La divina Misericordia, manantial de la auténtica paz

Por indicación de Juan Pablo II los católicos celebraron este domingo una Jornada de oración por la paz en Oriente Medio. El Papa dedicó a este argumento su encuentro dominical con los peregrinos.

Ciudad del Vaticano, 7 de abril de 2002.

Hemos de ser instrumentos de paz por la oración

        ¡Queridos hermanos y hermanas!

        1. «¡Paz a vosotros!». Así se dirige Jesús a los apóstoles en la página del Evangelio de este domingo, que cierra la Octava de Pascua.
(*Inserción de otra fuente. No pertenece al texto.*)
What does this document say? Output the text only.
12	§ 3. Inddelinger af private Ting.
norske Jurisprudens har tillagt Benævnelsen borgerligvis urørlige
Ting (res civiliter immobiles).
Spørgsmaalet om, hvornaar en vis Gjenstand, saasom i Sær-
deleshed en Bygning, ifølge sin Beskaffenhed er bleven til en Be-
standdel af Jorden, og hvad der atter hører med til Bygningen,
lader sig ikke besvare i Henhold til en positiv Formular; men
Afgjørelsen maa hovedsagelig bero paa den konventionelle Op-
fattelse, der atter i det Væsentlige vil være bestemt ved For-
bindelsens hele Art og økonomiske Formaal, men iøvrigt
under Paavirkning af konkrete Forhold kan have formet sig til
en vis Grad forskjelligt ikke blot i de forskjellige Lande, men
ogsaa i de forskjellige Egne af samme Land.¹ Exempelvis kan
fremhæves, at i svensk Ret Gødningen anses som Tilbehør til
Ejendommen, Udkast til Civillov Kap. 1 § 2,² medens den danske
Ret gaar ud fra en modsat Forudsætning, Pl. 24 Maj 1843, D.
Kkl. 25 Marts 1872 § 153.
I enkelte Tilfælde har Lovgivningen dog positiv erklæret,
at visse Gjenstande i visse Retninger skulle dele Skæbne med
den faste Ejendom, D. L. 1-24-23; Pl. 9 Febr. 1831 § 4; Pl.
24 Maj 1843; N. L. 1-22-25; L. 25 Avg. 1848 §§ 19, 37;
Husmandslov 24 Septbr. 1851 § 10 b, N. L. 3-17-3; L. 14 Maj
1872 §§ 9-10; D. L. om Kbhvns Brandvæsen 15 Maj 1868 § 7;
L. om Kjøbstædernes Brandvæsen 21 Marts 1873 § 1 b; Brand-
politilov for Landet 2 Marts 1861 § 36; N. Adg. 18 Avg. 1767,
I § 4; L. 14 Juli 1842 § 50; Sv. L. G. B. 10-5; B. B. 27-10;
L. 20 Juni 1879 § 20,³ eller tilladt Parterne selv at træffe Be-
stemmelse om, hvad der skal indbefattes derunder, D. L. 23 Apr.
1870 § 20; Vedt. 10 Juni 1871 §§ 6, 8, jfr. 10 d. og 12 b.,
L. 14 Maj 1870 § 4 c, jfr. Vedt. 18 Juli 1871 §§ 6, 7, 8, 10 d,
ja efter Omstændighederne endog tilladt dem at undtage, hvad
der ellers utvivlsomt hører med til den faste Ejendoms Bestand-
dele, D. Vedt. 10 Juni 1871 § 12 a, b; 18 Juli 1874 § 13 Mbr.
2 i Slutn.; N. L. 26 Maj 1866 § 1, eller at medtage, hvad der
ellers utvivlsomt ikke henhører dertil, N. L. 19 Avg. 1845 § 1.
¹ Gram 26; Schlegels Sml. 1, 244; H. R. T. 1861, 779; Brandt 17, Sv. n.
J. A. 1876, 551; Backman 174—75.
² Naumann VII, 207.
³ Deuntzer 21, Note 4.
En estas horas, este saludo encuentra en nuestros espíritus un eco particularmente profundo ante la persistencia preocupante de enfrentamientos en Tierra Santa. Precisamente por este motivo he pedido a los hijos de la Iglesia que se unan hoy, en una unánime y insistente imploración por la paz.

        La paz es don de Dios. El Creador mismo ha escrito en el corazón de los hombres la ley del respeto de la vida. «Quien vertiere sangre de hombre, por otro hombre será su sangre vertida, porque a imagen de Dios hizo Él al hombre», dice el Génesis (9, 6). Cuando al rededor domina la lógica despiadada de las armas, sólo Dios puede reconducir los corazones y los pensamientos hacia la paz. Sólo Él puede dar las energías que son necesarias para liberarse del odio y de la sed de venganza y emprender el camino de la negociación de cara al acuerdo y la paz.

        ¿Cómo es posible olvidar que israelíes y palestinos, siguiendo el ejemplo de Abraham, creen en el único Dios? A Él, revelado por Jesús como Padre misericordioso, se eleva la oración conjunta de los cristianos, quienes repiten con san Francisco de Asís: «Señor, hazme instrumento de tu paz».

        Mi recuerdo, en este momento, se dirige en particular a las comunidades de franciscanos, de greco-ortodoxos, de armenios ortodoxos, que viven horas difíciles en la Basílica de la Natividad. A todos les aseguro mi constante oración.

Donde de necesidad es mayor         2. La liturgia de hoy nos invita a encontrar en la divina Misericordia el manantial de esa auténtica paz que Cristo resucitado nos ofrece. Las llagas del Señor resucitado y glorioso constituyen el signo permanente del amor misericordioso de Dios por la humanidad. De ellas mana una especie de luz espiritual que ilumina las conciencias e infunde en los corazones consuelo y esperanza.

        «Jesús, en ti confío» repetimos en esta hora complicada y difícil, sabiendo que tenemos necesidad de esa divina Misericordia que desde hace más de medio siglo el Señor manifestó con gran amplitud a santa Faustina Kowalska. Que allí donde las pruebas y las dificultades son más ásperas, se haga más insistente la invocación al Señor resucitado, se haga más sentida la imploración del don de su Santo Espíritu, manantial de amor y de paz.

Unidos creyentes y no creyentes

        3. Confiemos nuestra oración a María a quien recordaremos de manera especial mañana, en la fiesta litúrgica de la Anunciación del Señor. El misterio de la concepción de Jesús en el seno de la Virgen por obra del Espíritu Santo nos recuerda que la vida humana, asumida por Cristo, es inviolable desde el primer instante. La contemplación del misterio nos lleva a renovar el compromiso de amar, acoger, servir la vida. Un compromiso que une a creyentes y no creyentes, pues «la defensa y la promoción de la vida no son monopolio de nadie, sino tarea y responsabilidad de todos» (Evangelium vitae, 91).

        La Virgen, Madre de Misericordia, que en el anuncio del Ángel concibió al Verbo encarnado, nos ayude a respetar siempre la vida y a promover unánimemente la paz.